Last year I published “The Lankes Corollaries” in the Access: An International Journal of Nepal Library Association. I have recreated it here…and enhanced it a bit (it was published with a creative commons license). To cite it, please support my colleagues in Nepal:
Lankes, R. D. (2023). The Lankes Corollaries . Access: An International Journal of Nepal Library Association, 2(01), 200–208. https://doi.org/10.3126/access.v2i01.58999
Abstract: This piece explores a series of corollaries to Ranganathan’s five laws of librarianship. These corollaries talk about how librarians work with communities to ensure that service is shaped throughout the community. Such shaping moves libraries away from some pre-determined standard model, and into hyperlocal organizations ultimately facilitating knowledge creation.
Introduction: In 1931 S. R. Ranganathan proposed 5 laws of librarianship (Ranganathan, 1931)
- Books are for use
- Every person his or her book
- Every book its reader
- Save the time of the reader
- A library is a growing organism
While others have tried to expand/revise/or update them (Gorman, 1998, Simpson 2008), the originals stand up. Clearly today we would expand books to resources and even services (e.g., services are for use) and readers have become members or just “people” – as we see that the library is a part of a person’s life – hopefully a significant part.

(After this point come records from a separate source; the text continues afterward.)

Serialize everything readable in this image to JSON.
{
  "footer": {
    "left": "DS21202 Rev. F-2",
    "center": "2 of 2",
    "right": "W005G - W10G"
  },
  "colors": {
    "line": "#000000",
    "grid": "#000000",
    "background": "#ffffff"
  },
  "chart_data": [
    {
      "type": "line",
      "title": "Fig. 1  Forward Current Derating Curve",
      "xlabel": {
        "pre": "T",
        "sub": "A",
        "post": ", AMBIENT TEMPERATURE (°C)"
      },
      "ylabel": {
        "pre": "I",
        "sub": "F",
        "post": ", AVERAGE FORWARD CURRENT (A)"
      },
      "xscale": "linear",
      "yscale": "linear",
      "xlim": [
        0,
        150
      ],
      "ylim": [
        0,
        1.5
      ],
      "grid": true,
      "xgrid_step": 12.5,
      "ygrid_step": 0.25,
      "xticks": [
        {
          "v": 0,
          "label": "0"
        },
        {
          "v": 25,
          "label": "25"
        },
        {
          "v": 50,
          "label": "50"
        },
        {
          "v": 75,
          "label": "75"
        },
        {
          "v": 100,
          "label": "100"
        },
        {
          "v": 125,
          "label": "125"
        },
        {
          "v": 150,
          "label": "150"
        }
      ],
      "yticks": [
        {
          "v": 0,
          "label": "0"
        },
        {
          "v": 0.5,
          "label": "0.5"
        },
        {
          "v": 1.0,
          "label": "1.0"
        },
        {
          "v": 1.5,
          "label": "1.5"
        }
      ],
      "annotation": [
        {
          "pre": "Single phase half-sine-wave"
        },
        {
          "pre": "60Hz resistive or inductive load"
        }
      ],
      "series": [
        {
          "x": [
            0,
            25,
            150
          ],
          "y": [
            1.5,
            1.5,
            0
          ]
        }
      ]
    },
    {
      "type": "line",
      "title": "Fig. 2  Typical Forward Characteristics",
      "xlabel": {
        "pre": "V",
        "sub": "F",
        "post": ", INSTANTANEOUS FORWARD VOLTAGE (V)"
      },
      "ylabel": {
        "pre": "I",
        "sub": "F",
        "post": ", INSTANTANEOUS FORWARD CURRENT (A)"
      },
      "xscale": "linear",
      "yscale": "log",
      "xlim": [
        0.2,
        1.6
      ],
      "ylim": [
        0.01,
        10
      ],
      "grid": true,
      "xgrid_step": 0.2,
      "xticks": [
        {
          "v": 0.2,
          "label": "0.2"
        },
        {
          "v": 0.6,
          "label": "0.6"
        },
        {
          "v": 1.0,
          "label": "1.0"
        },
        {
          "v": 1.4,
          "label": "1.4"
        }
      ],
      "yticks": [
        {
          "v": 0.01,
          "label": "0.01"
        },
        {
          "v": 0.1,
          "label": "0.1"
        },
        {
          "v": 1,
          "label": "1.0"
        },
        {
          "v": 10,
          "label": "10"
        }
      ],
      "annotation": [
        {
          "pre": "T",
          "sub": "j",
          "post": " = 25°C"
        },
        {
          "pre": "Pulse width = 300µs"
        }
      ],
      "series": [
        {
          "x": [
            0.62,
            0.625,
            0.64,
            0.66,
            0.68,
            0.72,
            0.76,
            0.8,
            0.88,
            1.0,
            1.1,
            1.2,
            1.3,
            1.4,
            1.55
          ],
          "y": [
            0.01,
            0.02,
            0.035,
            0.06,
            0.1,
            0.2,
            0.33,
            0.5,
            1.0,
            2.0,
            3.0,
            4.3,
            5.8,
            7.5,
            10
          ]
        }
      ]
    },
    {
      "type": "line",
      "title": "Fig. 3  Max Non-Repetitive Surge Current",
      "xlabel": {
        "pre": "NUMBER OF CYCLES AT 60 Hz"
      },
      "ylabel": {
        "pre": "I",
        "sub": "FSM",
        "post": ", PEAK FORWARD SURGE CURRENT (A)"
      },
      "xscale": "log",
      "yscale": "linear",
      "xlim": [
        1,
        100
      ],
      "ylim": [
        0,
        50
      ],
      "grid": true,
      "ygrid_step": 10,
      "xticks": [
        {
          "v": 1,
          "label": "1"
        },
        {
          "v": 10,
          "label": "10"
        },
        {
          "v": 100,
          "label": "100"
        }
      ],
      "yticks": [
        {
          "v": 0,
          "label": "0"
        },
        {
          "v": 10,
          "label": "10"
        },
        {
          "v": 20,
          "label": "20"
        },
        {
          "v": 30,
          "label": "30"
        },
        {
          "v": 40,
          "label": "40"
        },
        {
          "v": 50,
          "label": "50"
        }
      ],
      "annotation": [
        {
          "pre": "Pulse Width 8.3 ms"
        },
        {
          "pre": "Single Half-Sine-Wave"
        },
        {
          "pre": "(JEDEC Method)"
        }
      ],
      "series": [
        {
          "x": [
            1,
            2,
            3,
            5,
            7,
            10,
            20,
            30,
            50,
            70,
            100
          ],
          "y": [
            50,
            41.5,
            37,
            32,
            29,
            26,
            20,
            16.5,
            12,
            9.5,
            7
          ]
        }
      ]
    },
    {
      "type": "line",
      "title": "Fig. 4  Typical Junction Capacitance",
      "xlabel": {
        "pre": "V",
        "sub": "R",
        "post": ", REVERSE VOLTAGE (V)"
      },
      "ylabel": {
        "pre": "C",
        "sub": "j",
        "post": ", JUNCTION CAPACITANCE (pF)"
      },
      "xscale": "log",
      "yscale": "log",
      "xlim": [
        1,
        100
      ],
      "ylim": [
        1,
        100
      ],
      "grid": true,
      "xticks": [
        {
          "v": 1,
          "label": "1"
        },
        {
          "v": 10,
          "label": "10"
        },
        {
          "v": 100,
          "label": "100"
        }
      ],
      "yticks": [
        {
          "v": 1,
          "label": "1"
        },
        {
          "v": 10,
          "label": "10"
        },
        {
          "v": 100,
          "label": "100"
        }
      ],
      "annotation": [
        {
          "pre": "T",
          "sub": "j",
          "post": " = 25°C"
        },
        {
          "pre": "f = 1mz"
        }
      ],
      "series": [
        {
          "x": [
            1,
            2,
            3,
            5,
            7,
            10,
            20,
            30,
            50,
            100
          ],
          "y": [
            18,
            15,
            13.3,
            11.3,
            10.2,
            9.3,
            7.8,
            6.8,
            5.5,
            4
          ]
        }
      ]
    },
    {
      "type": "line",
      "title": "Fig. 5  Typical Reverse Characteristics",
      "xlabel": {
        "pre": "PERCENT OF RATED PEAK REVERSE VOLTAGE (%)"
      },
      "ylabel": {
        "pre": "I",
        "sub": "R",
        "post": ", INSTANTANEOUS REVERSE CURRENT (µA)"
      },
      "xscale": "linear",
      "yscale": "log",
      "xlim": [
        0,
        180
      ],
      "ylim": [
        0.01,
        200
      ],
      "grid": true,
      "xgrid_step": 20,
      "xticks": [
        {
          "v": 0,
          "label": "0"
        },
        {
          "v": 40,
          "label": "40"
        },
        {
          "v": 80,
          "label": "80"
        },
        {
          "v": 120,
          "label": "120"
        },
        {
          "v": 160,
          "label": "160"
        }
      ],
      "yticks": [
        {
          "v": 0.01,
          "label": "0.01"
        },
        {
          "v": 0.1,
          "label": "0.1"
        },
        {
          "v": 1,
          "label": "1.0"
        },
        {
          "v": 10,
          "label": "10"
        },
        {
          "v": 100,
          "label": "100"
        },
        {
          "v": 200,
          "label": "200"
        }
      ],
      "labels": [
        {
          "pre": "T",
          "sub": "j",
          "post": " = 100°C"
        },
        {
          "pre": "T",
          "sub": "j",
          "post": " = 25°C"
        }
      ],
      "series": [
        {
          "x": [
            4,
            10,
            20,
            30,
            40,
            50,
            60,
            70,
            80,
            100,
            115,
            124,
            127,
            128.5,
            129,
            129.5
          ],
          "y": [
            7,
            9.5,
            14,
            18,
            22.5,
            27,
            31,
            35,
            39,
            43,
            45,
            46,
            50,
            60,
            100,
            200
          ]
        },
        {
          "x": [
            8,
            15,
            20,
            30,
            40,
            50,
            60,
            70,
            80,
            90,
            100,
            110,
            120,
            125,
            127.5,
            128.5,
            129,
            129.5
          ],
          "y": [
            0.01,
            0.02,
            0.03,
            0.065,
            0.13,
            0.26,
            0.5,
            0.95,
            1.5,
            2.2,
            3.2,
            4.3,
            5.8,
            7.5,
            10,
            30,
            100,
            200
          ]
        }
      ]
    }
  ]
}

However, Ranganathan was clearly being aspirational: what we want to be, not so much how we get there. What I propose are 5 corollaries to the laws–guide post for library workers and organizations to achieve these lofty goals:
- The mission of librarians is to improve society through facilitating knowledge creation in their communities
- To be a librarian is to be a radical positive change agent with your community
- A room full of books is a closet, but an empty room with a librarian serving their community is a library
- Bad libraries build collections, good libraries build services, great libraries build communities
- A library should be a safe space to explore dangerous ideas.